The Anti-War Roots of Mother’s Day

Mother’s Day’s roots in the United States can be traced back to the 19th century abolitionist, suffragist and peace activist Julia Ward Howe, famous as the writer of the Union army song the “Battle Hymn of the Republic.”  On June 2nd, 1972 Howe led a women’s anti-war demonstration in New York City where she issued her Mother’s Day Proclamation, calling for disarmament and peace.

Arise, then, women of this day!

Arise, all women who have hearts,
Whether our baptism be of water or of tears!

Say firmly:
“We will not have great questions decided by irrelevant agencies,
Our husbands will not come to us, reeking with carnage, for caresses and applause.
Our sons shall not be taken from us to unlearn
All that we have been able to teach them of charity, mercy and patience.
We, the women of one country, will be too tender of those of another country
To allow our sons to be trained to injure theirs.”

From the bosom of the devastated Earth a voice goes up with our own.
It says: “Disarm! Disarm! The sword of murder is not the balance of justice.”
Blood does not wipe out dishonor, nor violence indicate possession.
As men have often forsaken the plough and the anvil at the summons of war,
Let women now leave all that may be left of home for a great and earnest day of counsel.

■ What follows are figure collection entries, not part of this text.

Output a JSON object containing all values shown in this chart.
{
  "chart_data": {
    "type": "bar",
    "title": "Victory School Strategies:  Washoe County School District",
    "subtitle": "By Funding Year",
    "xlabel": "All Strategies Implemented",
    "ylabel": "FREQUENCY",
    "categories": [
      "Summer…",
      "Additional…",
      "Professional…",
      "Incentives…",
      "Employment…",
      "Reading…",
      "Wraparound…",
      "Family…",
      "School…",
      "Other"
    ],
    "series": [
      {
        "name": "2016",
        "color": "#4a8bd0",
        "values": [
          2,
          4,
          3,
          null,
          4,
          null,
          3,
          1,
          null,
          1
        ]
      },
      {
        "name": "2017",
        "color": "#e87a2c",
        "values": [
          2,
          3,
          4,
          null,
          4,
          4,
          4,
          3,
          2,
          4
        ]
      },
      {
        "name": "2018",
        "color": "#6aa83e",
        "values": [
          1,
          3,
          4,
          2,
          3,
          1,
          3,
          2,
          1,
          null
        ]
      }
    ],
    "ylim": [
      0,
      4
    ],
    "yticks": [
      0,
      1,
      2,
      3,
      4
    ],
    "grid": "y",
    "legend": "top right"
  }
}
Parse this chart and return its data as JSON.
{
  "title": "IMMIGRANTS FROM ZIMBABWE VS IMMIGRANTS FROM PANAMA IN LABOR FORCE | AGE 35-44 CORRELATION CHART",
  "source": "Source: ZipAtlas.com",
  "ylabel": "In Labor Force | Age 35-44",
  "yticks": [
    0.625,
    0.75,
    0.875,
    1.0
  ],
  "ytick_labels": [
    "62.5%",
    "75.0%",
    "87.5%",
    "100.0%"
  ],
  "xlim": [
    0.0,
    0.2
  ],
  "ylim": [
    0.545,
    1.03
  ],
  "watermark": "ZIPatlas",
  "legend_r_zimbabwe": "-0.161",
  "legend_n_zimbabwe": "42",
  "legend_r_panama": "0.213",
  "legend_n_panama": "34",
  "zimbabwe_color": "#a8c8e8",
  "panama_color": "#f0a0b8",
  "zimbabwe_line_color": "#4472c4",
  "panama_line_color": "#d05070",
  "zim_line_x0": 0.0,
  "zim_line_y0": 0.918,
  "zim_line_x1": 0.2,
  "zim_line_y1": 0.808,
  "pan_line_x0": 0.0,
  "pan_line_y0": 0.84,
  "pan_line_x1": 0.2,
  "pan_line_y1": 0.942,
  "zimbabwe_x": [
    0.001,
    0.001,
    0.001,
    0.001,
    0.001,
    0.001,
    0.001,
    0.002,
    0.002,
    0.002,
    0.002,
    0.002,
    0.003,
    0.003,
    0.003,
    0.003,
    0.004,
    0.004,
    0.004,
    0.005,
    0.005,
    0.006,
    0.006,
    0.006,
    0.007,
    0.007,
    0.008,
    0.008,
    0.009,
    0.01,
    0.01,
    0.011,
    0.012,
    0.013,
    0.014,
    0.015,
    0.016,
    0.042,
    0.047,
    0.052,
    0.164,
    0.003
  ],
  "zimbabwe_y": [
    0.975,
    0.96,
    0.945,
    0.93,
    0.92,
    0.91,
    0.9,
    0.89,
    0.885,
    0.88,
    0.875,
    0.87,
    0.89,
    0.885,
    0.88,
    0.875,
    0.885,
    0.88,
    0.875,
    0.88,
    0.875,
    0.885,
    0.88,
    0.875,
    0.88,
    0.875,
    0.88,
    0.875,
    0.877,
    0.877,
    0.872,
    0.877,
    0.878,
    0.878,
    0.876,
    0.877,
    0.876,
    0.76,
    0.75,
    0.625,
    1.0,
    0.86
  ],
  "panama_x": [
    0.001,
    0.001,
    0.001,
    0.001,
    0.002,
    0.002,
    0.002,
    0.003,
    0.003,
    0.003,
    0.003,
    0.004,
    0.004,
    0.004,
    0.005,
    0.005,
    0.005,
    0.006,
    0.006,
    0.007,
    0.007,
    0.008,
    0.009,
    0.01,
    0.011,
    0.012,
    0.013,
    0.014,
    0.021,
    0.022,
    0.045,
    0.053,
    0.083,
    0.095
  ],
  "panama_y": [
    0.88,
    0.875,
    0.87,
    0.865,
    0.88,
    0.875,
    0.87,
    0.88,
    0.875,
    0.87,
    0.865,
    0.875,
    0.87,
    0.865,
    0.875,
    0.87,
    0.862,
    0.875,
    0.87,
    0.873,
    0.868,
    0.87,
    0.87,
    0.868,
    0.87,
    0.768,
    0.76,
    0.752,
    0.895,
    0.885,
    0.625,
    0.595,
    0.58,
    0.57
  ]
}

Let them meet first, as women, to bewail and commemorate the dead.
Let them solemnly take counsel with each other as to the means
Whereby the great human family can live in peace,
Each bearing after his own time the sacred impress, not of Caesar,
But of God.

In the name of womanhood and humanity, I earnestly ask
That a general congress of women without limit of nationality
May be appointed and held at someplace deemed most convenient
And at the earliest period consistent with its objects,
To promote the alliance of the different nationalities,
The amicable settlement of international questions,
The great and general interests of peace.

“Mother’s Day” was observed in Boston for the next ten years under Howe’s guidance.

A protest cartoon by pacficist Robert Minor against "patriotic motherhood." The cartoon is dedicated to former president Theodore Roosevelt an active campaigner for U.S. preparedness for war. Roosevelt claimed that it is the woman's patriotic duty to "bear at least three children." Failure to do so, according to Roosevelt, would be treasonous.

Mother’s Day would not be declared a nationally recognized holiday until Woodrow Wilson signed a bill transforming the traditional pacifist holiday into a nationalistic celebration of the Mother as the “greatest source of the country’s strength and inspiration.”  At the time there was a massive public relations campaign to build support for American intervention in World War I and to sell the American mother on the notion of “patriotic motherhood” in which the Wilson administration was an active participant. The role of the patriotic mother was to bear male children and raise them to be strong soldiers for America’s army.  So one could easily interpret the “strength” the resolution speaks of as being militaristic.

After it’s declaration as a national holiday one the greatest campaigners for the recognition of Mother’s Day, Anna Jarvis, who campaigned for the day following the death of her mother who was an outspoken and energetic peace activist, became a fervent opponent of the holiday due to its commercialization.  She actively campaigned against the holiday, attacking  florists who raised the price of flowers on Mother’s Day as “profiteers.”  In 1923 at a Mother’s Day convention she was arrested for disturbing the peace.  In an interview she declared that she “wanted a day of sentiment, not profit.”